Over the past decades, genetic advances have allowed a more precise molecular characterization of AML with the identification of novel oncogenes and tumor suppressors as part of a comprehensive AML molecular landscape. Recent advances in genetic sequencing tools also enabled a better understanding of AML leukemogenesis from the preleukemic state to posttherapy relapse. These advances resulted in direct clinical implications with the definition of molecular prognosis classifications, the development of treatment recommendations based on minimal residual disease (MRD) measurement and the discovery of novel targeted therapies, ultimately improving AML patients' overall survival. The more recent development of functional genomic studies, pushed by novel molecular biology technologies (short hairpin RNA (shRNA) and CRISPR-Cas9) and bioinformatics tools design on one hand, along with the engineering of humanized physiologically relevant animal models on the other hand, have opened a new genomics era resulting in a greater knowledge of AML physiopathology. Combining descriptive and functional genomics will undoubtedly open the road for an AML cure within the next decades.

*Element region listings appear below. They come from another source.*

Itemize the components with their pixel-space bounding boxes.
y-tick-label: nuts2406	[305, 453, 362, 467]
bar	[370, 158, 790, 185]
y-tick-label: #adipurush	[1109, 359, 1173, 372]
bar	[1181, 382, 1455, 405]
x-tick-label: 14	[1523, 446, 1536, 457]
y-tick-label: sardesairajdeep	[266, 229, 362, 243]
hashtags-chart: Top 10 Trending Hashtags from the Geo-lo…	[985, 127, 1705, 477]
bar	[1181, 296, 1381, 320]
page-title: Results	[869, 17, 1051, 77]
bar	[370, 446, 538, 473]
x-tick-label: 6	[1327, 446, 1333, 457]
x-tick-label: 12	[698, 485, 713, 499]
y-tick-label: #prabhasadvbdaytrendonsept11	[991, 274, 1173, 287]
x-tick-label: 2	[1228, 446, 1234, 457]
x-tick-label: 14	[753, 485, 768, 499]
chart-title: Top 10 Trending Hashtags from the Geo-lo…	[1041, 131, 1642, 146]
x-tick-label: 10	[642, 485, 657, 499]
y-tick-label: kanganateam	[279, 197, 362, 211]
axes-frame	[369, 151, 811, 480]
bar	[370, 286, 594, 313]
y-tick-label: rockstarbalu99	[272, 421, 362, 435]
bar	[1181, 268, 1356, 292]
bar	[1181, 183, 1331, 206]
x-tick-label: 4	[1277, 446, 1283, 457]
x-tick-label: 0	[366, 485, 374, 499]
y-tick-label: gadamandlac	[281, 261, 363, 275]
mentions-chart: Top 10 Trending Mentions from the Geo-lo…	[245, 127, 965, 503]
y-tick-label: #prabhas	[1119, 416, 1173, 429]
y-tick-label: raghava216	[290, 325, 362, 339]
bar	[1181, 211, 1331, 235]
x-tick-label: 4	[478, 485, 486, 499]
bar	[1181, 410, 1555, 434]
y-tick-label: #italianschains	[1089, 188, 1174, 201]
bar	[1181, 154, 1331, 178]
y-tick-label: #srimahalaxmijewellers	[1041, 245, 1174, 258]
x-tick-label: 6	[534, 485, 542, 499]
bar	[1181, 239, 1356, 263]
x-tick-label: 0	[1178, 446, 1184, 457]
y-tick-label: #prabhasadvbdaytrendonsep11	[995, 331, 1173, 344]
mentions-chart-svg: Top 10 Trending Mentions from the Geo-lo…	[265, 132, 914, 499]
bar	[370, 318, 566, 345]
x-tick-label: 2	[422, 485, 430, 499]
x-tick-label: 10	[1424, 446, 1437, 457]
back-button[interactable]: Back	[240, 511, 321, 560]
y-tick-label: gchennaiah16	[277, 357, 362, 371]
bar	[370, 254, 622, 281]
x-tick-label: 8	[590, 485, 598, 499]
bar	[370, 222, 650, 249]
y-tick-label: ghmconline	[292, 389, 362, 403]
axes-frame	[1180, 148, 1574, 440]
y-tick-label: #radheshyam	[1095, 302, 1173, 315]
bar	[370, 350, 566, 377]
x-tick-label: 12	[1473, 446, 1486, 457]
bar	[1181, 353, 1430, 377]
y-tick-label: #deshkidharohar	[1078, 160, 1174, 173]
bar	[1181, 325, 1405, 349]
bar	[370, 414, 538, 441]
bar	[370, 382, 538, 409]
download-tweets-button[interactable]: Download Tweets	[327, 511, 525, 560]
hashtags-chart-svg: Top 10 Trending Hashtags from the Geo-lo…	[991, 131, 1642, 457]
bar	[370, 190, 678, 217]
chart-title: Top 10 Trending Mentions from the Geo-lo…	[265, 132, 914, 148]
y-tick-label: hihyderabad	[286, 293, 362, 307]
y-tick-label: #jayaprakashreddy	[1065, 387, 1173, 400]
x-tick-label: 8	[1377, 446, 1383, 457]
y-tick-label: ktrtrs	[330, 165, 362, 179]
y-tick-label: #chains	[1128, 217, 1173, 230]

在过去几十年中,遗传学进展使得对急性髓系白血病(AML)能够进行更精确的分子特征描述,鉴定出了新的致癌基因和肿瘤抑制基因,这构成了AML全面分子格局的一部分。基因测序工具的最新进展也使人们能更好地理解AML从白血病前期状态到治疗后复发的白血病发生过程。这些进展产生了直接的临床影响,包括定义分子预后分类、基于微小残留病(MRD)检测制定治疗建议以及发现新的靶向疗法,最终改善了AML患者的总生存期。一方面,受新型分子生物学技术(短发夹RNA(shRNA)和CRISPR-Cas9)及生物信息学工具设计的推动,另一方面受人性化生理相关动物模型构建的推动,功能基因组学研究的最新发展开启了一个新的基因组学时代,使人们对AML生理病理学有了更多了解。结合描述性基因组学和功能基因组学无疑将在未来几十年为治愈AML铺平道路。